9 March 2015

Review: Heartsong by Nicola Furlong

Meh



Some families have hope. Others have faith. The Shepherds of rural Oregon have Faith, Hope and Charly, three quirky sisters whose lives change forever when they reluctantly answer a personal calling to help other make amends.

Thirty-something single parent Charly Shepherd is satisfied with her life raising two children and thousands of plants in her family owned Sweet Shepherd Nursery. Then tragedy strikes. As she and her siblings struggle to keep the nursery going, Charly begins to believe her family’s destiny is greater than raising flowers. When the three sisters reluctantly delve into family secrets to help their ailing father fulfill a promise, their lives change forever as they pursue a new inspirational path of discovery, heartache, humor and redemption.


Heartsong is the first novel in the proposed Sisterhood of Shepherds series. The characters are interesting and the writing is solid, but I found the story didn’t really deliver on the promise. It seemed to take a long time to get into the story, to the point where the plot wasn’t actually clear. It wasn’t about the Shepherd family recovering from the hailstorm after their insurance cover accidentally lapsed. It wasn’t about the mysterious vandalism occurring around the Sweet Shepherd Nursery.

It eventually got around to the idea that the Shepherd girls had some kind of spiritual destiny to help others, but this seemed like a minor subplot rather than the whole point. Their first “project” was to help their father make right a wrong committed many years ago.
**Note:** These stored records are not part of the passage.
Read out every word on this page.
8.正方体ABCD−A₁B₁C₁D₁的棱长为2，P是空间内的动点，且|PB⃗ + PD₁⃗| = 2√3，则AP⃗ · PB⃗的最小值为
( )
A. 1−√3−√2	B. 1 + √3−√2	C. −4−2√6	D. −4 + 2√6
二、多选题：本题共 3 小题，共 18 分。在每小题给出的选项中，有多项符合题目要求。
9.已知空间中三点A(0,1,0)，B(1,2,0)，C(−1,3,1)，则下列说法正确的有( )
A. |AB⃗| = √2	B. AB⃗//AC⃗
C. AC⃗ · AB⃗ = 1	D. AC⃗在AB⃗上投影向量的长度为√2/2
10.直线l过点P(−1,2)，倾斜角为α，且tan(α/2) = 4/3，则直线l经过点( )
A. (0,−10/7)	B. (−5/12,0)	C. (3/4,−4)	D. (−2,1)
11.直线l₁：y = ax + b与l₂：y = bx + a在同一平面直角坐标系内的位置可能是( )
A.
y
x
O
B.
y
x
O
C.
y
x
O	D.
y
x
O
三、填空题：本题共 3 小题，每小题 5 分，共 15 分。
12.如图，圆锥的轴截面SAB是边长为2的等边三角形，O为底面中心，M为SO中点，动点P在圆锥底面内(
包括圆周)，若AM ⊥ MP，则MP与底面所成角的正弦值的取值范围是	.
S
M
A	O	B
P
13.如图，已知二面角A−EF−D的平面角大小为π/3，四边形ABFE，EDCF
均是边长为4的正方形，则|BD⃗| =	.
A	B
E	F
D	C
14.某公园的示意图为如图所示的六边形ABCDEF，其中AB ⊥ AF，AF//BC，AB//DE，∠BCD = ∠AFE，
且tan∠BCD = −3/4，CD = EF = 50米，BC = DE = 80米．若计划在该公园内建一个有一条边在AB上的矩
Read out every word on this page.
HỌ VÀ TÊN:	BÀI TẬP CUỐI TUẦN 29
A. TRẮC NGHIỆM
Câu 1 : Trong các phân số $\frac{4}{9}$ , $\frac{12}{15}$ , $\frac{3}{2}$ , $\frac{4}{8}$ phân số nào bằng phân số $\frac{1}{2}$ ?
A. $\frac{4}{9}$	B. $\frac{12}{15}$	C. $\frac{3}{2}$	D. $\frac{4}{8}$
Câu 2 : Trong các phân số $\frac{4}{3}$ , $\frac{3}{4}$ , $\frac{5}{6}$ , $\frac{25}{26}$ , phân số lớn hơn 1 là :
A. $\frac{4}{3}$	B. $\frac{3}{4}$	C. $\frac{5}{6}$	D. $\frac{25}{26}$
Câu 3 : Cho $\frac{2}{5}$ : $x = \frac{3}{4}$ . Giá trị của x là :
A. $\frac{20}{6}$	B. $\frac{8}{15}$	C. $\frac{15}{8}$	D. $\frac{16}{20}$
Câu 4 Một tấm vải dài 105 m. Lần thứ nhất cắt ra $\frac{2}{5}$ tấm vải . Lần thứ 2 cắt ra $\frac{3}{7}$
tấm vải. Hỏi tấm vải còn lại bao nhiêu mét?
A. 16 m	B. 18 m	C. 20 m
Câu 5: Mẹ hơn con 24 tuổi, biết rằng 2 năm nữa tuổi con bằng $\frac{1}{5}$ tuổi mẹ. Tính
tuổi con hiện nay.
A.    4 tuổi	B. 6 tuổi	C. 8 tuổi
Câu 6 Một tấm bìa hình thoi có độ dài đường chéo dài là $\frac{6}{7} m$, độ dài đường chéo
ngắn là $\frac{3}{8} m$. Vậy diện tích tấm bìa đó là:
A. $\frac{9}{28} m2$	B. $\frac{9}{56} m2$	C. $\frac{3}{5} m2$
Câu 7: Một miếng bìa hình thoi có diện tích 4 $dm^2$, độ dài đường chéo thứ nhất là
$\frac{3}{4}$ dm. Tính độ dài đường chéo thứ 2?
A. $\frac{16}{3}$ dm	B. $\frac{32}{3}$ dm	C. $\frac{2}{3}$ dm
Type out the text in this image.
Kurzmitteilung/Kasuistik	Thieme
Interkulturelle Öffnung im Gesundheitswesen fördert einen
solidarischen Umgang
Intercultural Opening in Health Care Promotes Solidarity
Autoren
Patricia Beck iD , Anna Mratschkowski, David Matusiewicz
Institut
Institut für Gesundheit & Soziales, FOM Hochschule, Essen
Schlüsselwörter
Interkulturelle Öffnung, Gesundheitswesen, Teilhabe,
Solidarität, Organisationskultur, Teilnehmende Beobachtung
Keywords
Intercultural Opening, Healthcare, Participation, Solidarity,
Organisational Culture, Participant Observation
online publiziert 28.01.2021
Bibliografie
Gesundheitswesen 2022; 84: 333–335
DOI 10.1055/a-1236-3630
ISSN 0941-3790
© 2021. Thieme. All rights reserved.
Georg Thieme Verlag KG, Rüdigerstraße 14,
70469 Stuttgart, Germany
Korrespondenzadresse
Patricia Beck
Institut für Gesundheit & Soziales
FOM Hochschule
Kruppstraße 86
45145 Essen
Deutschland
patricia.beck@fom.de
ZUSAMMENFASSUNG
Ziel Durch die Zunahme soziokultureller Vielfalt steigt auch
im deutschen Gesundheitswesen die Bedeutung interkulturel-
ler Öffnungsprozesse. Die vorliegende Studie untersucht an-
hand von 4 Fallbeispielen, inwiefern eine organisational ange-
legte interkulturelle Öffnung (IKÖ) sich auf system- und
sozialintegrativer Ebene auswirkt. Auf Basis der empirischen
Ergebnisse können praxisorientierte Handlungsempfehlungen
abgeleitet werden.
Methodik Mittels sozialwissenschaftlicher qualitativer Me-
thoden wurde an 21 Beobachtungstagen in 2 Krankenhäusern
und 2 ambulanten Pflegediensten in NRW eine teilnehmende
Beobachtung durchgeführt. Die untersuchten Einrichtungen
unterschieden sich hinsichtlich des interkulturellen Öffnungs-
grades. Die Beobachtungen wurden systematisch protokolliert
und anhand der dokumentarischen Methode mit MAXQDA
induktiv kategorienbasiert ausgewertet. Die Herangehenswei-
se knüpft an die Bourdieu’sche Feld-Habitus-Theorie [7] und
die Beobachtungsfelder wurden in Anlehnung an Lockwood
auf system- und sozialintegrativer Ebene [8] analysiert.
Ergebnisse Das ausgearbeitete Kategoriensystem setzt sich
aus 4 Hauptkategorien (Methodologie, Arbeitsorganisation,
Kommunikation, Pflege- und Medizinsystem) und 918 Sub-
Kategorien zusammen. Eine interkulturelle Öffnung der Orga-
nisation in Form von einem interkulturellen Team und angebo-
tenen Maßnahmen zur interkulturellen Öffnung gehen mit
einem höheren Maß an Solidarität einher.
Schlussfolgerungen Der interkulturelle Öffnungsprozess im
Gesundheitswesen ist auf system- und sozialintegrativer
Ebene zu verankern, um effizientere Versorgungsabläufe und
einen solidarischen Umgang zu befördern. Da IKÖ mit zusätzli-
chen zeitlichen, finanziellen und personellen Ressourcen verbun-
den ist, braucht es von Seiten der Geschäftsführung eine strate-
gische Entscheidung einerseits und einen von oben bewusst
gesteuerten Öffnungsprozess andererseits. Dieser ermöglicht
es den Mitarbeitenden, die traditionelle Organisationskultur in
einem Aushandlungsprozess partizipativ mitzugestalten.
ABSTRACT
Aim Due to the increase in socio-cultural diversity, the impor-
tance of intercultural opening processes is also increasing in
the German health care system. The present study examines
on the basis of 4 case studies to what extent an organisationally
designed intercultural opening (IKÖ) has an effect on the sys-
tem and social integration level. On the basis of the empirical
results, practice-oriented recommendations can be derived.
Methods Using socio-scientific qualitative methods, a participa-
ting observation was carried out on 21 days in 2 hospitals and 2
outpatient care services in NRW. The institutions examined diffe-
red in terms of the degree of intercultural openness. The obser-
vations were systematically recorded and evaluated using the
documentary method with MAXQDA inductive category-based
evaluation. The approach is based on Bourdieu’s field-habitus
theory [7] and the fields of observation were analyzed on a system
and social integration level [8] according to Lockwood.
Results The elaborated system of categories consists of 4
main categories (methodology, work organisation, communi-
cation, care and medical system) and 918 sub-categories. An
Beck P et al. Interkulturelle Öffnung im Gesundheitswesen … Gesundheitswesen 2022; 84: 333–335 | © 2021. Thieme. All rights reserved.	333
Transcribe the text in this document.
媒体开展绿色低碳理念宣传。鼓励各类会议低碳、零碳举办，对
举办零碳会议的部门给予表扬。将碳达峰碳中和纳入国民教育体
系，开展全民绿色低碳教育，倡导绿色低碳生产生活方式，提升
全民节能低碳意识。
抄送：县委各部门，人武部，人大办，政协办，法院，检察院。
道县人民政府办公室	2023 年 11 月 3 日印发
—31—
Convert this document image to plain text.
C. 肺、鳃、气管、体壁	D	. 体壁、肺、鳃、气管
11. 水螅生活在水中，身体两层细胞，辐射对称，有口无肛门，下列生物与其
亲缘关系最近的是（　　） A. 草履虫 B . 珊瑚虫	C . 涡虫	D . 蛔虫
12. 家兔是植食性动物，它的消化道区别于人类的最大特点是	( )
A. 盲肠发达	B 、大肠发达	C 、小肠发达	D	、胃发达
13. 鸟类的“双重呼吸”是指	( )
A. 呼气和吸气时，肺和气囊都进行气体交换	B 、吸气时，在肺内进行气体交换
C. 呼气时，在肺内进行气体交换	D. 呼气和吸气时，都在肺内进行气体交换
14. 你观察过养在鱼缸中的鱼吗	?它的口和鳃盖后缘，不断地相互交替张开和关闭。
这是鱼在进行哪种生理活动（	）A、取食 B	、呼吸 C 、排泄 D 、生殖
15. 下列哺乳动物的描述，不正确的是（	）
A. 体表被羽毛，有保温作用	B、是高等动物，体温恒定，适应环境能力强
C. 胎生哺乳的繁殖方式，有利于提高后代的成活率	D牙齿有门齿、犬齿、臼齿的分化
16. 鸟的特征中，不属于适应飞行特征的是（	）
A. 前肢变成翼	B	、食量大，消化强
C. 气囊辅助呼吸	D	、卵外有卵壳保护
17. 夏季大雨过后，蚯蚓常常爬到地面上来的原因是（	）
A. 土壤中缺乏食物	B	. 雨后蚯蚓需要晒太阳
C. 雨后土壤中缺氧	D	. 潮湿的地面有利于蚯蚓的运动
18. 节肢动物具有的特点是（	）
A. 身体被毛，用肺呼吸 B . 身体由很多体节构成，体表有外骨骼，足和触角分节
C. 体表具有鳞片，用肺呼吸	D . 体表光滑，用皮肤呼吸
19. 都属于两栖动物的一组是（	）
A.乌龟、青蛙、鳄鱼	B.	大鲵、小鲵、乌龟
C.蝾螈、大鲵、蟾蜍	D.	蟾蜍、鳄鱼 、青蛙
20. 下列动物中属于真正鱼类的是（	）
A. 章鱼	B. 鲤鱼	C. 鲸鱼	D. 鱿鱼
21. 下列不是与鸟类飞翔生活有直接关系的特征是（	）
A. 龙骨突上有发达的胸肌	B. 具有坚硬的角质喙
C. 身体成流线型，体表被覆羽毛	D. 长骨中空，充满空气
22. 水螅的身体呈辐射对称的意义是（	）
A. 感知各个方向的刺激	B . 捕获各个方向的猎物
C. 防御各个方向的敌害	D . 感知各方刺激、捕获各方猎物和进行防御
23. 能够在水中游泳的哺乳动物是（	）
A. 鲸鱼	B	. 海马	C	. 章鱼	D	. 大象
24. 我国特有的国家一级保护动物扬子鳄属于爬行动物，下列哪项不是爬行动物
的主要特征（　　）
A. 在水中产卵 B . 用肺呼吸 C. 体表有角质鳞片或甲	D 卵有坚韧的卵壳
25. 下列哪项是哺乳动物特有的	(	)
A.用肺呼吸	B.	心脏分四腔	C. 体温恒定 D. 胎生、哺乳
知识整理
However, even this was underwhelming, as the leadup to the big reveal made it sound as though Barry had done something awful (had an affair and a child out of wedlock at the very least), but the actual secret was something much more low-key, and I felt his level of guilt was misplaced.

I did like the relevant quotes at the beginning of each chapter, especially this one from Cicero:
If you have a garden and a library, you have everything you need.
Overall, Heartsong was a nice story, but it wasn’t a compelling plot, had a weak ending (which hinged on one coincidences too many—really, how many widowed-and-remarried retirees still send Valentine’s cards to the guy they didn’t marry over forty years ago?), and it didn’t deliver on what was promised in the blurb.

Thanks to the author for providing a free ebook for review.